Hopefully the title caught your attention. It was meant to be a little funny and purposefully vague, but it actually describes exactly what I’m going to talk about. Why write a story about majors this close to the end of the spring semester? I feel like there are a lot of people in the boat I used to be in, so maybe my struggle can help someone else. But first, I’m going to take a step back and describe someone else’s story.
There’s a woman I know who worked her tail off and got a computer science degree. She worked as a software developer for a little while, but ended up as one of my favorite English professors after deciding she wanted an MFA in creative writing. That is exactly the story I like to tell my parents as they judge me for my humanities degree that I’m working towards.
I started in the political science realm, and the words “science” and “politics” excited them a bit. They imagined me working in the government making change or reporting on policies as a journalist. Knowing after two and a half semesters that that wasn’t what I wanted, I switched to communications. They then envisioned me as a television news anchor, leading the communications department at a hospital or something like that. I was never going to be in STEM, that much was clear to them, but communications seemed like it could lead to at least some places.

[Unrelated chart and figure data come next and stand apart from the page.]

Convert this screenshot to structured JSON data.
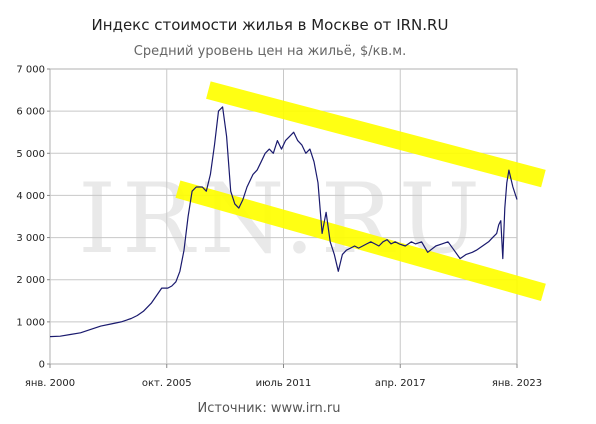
{
  "chart_data": {
    "type": "line",
    "title": "Индекс стоимости жилья в Москве от IRN.RU",
    "subtitle": "Средний уровень цен на жильё, $/кв.м.",
    "source": "Источник: www.irn.ru",
    "watermark": "IRN.RU",
    "xlim": [
      2000.0,
      2023.0
    ],
    "ylim": [
      0,
      7000
    ],
    "yticks": [
      0,
      1000,
      2000,
      3000,
      4000,
      5000,
      6000,
      7000
    ],
    "ytick_labels": [
      "0",
      "1 000",
      "2 000",
      "3 000",
      "4 000",
      "5 000",
      "6 000",
      "7 000"
    ],
    "xticks": [
      {
        "value": 2000.0,
        "label": "янв. 2000"
      },
      {
        "value": 2005.75,
        "label": "окт. 2005"
      },
      {
        "value": 2011.5,
        "label": "июль 2011"
      },
      {
        "value": 2017.25,
        "label": "апр. 2017"
      },
      {
        "value": 2023.0,
        "label": "янв. 2023"
      }
    ],
    "grid": true,
    "line_color": "#1a1a6e",
    "highlight_color": "#ffff00",
    "highlight_bands": [
      {
        "from": [
          2007.8,
          6500
        ],
        "to": [
          2024.3,
          4400
        ]
      },
      {
        "from": [
          2006.3,
          4150
        ],
        "to": [
          2024.3,
          1700
        ]
      }
    ],
    "series": [
      {
        "x": [
          2000.0,
          2000.5,
          2001.0,
          2001.5,
          2002.0,
          2002.5,
          2003.0,
          2003.5,
          2004.0,
          2004.3,
          2004.6,
          2005.0,
          2005.5,
          2005.8,
          2006.0,
          2006.2,
          2006.4,
          2006.6,
          2006.8,
          2007.0,
          2007.2,
          2007.5,
          2007.7,
          2007.9,
          2008.1,
          2008.3,
          2008.5,
          2008.7,
          2008.9,
          2009.1,
          2009.3,
          2009.5,
          2009.7,
          2010.0,
          2010.2,
          2010.4,
          2010.6,
          2010.8,
          2011.0,
          2011.2,
          2011.4,
          2011.6,
          2011.8,
          2012.0,
          2012.2,
          2012.4,
          2012.6,
          2012.8,
          2013.0,
          2013.2,
          2013.4,
          2013.6,
          2013.8,
          2014.0,
          2014.2,
          2014.4,
          2014.6,
          2014.8,
          2015.0,
          2015.2,
          2015.4,
          2015.6,
          2015.8,
          2016.0,
          2016.2,
          2016.4,
          2016.6,
          2016.8,
          2017.0,
          2017.2,
          2017.5,
          2017.8,
          2018.0,
          2018.3,
          2018.6,
          2019.0,
          2019.3,
          2019.6,
          2019.9,
          2020.2,
          2020.5,
          2020.8,
          2021.0,
          2021.3,
          2021.6,
          2021.8,
          2022.0,
          2022.1,
          2022.2,
          2022.3,
          2022.4,
          2022.5,
          2022.6,
          2022.7,
          2022.8,
          2023.0
        ],
        "values": [
          650,
          660,
          700,
          740,
          820,
          900,
          950,
          1000,
          1080,
          1150,
          1250,
          1450,
          1800,
          1800,
          1850,
          1950,
          2200,
          2700,
          3500,
          4100,
          4200,
          4200,
          4100,
          4500,
          5200,
          6000,
          6100,
          5400,
          4100,
          3800,
          3700,
          3900,
          4200,
          4500,
          4600,
          4800,
          5000,
          5100,
          5000,
          5300,
          5100,
          5300,
          5400,
          5500,
          5300,
          5200,
          5000,
          5100,
          4800,
          4300,
          3100,
          3600,
          2900,
          2600,
          2200,
          2600,
          2700,
          2750,
          2800,
          2750,
          2800,
          2850,
          2900,
          2850,
          2800,
          2900,
          2950,
          2850,
          2900,
          2850,
          2800,
          2900,
          2850,
          2900,
          2650,
          2800,
          2850,
          2900,
          2700,
          2500,
          2600,
          2650,
          2700,
          2800,
          2900,
          3000,
          3100,
          3300,
          3400,
          2500,
          3700,
          4300,
          4600,
          4400,
          4200,
          3900
        ]
      }
    ]
  }
}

My parents were, in all actuality, fairly supportive of these switches. I think believing that the humanities were a waste of time was in my own mind, but that was where my heart lay. When I switched out of communications, my mom actually encouraged the move to English. Though it was something warned against since middle school, we all knew that it was where I needed to head. And here’s the thing about this major: I actually feel like it’s for me.
Political science was for my dad, communications was an attempt at staying away from a “really useless major” and English was just surrendering to the fact that this is what I love. And I am definitely going to make the most of it.
If you have parents that pay for your education and thus dictate what you are majoring in, that’s rough. I think that’s the main reason my parents couldn’t really put up a fight – they don’t help me pay for any of my tuition.
Going back to the story of my professor, do we eventually just find what we love anyway? Are you continuing with your major because it will make you money, or because of parents’ pressure or any reason other than it’s what you love? You might not stick with it, if that’s the case. Or, you’ll hate your life. I’ve heard that story, too.
Don’t let other people dictate your major; do what you love. If you aren’t sure of what that is, start writing down the things you definitely do not want to do. Doctor, lawyer, software developer, teacher, puppeteer. Narrow it down. Make sure this is about you. Make sure that this is something you can see yourself doing for the next few decades. I fought it with all my power after being told that English is the most useless major, but it’s where I’m supposed to be. And I’m determined to be the best English major out there, so watch out.